Doyle me había dicho que renunciaría todo y me seguiría al exilio. Frost y él, los dos. En un primer momento, cuando pensaron que el anillo de la reina, una reliquia del poder, había escogido a Mistral como mi rey, Doyle se había desmoronado y dijo que no iba a poder soportar verme con otro. Luego, se rehizo y recordó su deber, como yo había recordado el mío. Los aspirantes a reyes y reinas no se escapaban y se escondían, y cedían sus países a tiranos locos como mi primo Cel. Él estaba más loco que su madre, Andais.

Alcé la vista para mirar fijamente al rostro de Doyle, y le quise. Quería escaparme con él. Frost llegó hasta nosotros. Miré a mis dos hombres. Quise envolverlos a mi alrededor como una manta. No quería bajar a ese agujero apestoso y caminar sobre huesos afilados como navajas y agua sucia para matar a alguien a quien ni siquiera había pensado hacer daño.

– No quiero esta muerte.

– Debes elegir -dijo Doyle suavemente.

Rhys se unió a nosotros.

– Si estamos hablando de nuestra fuga definitiva a Los Ángeles, ¿puedo venir también?

Me reí de él, acariciando su rostro.

– Sí, tú vienes también.

– Bien, porque una vez Cel esté en el trono, la Corte de la Oscuridad no será segura para nadie.

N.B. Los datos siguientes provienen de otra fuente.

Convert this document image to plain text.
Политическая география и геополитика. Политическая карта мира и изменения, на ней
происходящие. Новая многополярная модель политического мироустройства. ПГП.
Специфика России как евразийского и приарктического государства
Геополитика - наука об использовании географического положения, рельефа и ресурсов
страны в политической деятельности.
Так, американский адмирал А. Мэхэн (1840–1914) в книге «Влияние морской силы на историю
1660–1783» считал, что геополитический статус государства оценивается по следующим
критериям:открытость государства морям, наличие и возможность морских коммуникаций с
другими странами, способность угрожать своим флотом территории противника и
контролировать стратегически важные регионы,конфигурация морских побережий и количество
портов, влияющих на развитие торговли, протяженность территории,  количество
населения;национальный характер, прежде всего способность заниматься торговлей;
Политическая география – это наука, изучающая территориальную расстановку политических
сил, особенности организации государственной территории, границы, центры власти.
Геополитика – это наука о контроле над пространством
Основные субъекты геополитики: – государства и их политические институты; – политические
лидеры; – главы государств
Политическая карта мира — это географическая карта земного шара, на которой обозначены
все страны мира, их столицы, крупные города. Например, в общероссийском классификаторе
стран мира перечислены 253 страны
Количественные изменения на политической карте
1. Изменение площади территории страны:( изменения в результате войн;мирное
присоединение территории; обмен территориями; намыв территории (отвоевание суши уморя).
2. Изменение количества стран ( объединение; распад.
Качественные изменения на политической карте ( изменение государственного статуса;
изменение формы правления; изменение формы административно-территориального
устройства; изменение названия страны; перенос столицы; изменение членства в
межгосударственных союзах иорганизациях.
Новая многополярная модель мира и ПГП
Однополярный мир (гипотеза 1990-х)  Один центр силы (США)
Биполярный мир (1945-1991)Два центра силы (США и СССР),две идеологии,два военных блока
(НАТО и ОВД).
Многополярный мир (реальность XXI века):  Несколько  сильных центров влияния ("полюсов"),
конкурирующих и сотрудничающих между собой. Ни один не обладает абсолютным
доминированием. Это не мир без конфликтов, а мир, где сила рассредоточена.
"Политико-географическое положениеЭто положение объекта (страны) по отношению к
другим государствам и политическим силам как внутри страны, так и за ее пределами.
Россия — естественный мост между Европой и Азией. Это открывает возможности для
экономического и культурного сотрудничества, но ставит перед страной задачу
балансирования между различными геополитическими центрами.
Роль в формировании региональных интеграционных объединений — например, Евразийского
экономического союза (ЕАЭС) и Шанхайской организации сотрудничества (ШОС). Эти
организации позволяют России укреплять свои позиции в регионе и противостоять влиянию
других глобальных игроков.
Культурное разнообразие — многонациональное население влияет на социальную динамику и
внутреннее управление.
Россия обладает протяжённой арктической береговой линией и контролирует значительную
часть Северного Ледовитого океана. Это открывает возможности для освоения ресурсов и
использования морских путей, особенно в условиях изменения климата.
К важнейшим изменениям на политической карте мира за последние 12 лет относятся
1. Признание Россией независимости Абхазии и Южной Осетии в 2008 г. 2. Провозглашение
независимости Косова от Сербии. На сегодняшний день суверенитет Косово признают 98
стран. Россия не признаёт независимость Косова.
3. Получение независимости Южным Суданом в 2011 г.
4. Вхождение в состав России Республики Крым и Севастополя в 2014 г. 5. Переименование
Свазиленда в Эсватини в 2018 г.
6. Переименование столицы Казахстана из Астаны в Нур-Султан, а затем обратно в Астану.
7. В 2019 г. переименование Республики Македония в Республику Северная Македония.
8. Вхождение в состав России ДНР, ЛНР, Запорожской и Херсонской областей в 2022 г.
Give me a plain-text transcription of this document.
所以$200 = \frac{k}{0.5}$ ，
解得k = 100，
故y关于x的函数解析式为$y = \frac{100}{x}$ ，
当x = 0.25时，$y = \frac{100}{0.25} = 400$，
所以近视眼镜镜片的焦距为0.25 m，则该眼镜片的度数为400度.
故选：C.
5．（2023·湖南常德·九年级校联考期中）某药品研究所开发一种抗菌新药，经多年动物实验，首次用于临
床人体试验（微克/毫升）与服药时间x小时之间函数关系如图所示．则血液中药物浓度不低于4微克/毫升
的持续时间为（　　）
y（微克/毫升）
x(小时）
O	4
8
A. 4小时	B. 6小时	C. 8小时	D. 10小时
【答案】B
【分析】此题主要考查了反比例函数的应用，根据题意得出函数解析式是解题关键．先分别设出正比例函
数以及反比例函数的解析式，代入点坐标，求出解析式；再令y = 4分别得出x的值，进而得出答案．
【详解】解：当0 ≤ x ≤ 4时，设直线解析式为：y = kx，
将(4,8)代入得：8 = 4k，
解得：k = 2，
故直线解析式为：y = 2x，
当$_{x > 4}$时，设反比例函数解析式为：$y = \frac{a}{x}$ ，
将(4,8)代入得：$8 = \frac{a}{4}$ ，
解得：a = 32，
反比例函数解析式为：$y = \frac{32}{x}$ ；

Cerré los ojos, descansando la frente durante un minuto contra el pecho desnudo de Doyle. Presioné la mejilla contra él, fuerte, de forma que pudiera escuchar el lento y estable latir de su corazón.

Abeloec, que había estado callado, habló junto a mi rostro:

– Tú has bebido profundamente de la copa, de ambas copas, Meredith. Dondequiera que vayas los sidhe te seguirán.

Yo lo miré, tratando de percibir todos los dobles significados en lo que había dicho.

– Yo no quiero esta matanza.

– Debes elegir -dijo Abeloec.

Seguí aferrada a Doyle por un momento más, luego me aparté. Me obligué a estar de pie, erguida, los hombros hacia atrás, aunque el hombro que Segna me había herido me dolía y escocía. Si mi cuerpo no se curaba por sí mismo, iba a necesitar puntos. Si alguna vez pudiéramos volver a la Corte Oscura, había sanadores que me podrían curar. Pero era como si algo, o alguien, no me quisiera de regreso allí. No pensaba que fueran nuestros respectivos enemigos políticos, sino que comenzaba a sentir la mano de la deidad empujar firmemente en mi espalda.

Había querido que la Diosa y el Consorte se movieran entre nosotros otra vez, todos nosotros habíamos querido eso. Pero comenzaba a darme cuenta de que cuando los dioses se mueven, o tú te quitas de en medio o eres barrido fuera del camino. No estaba segura de que quitarme de en medio fuera una opción para mí.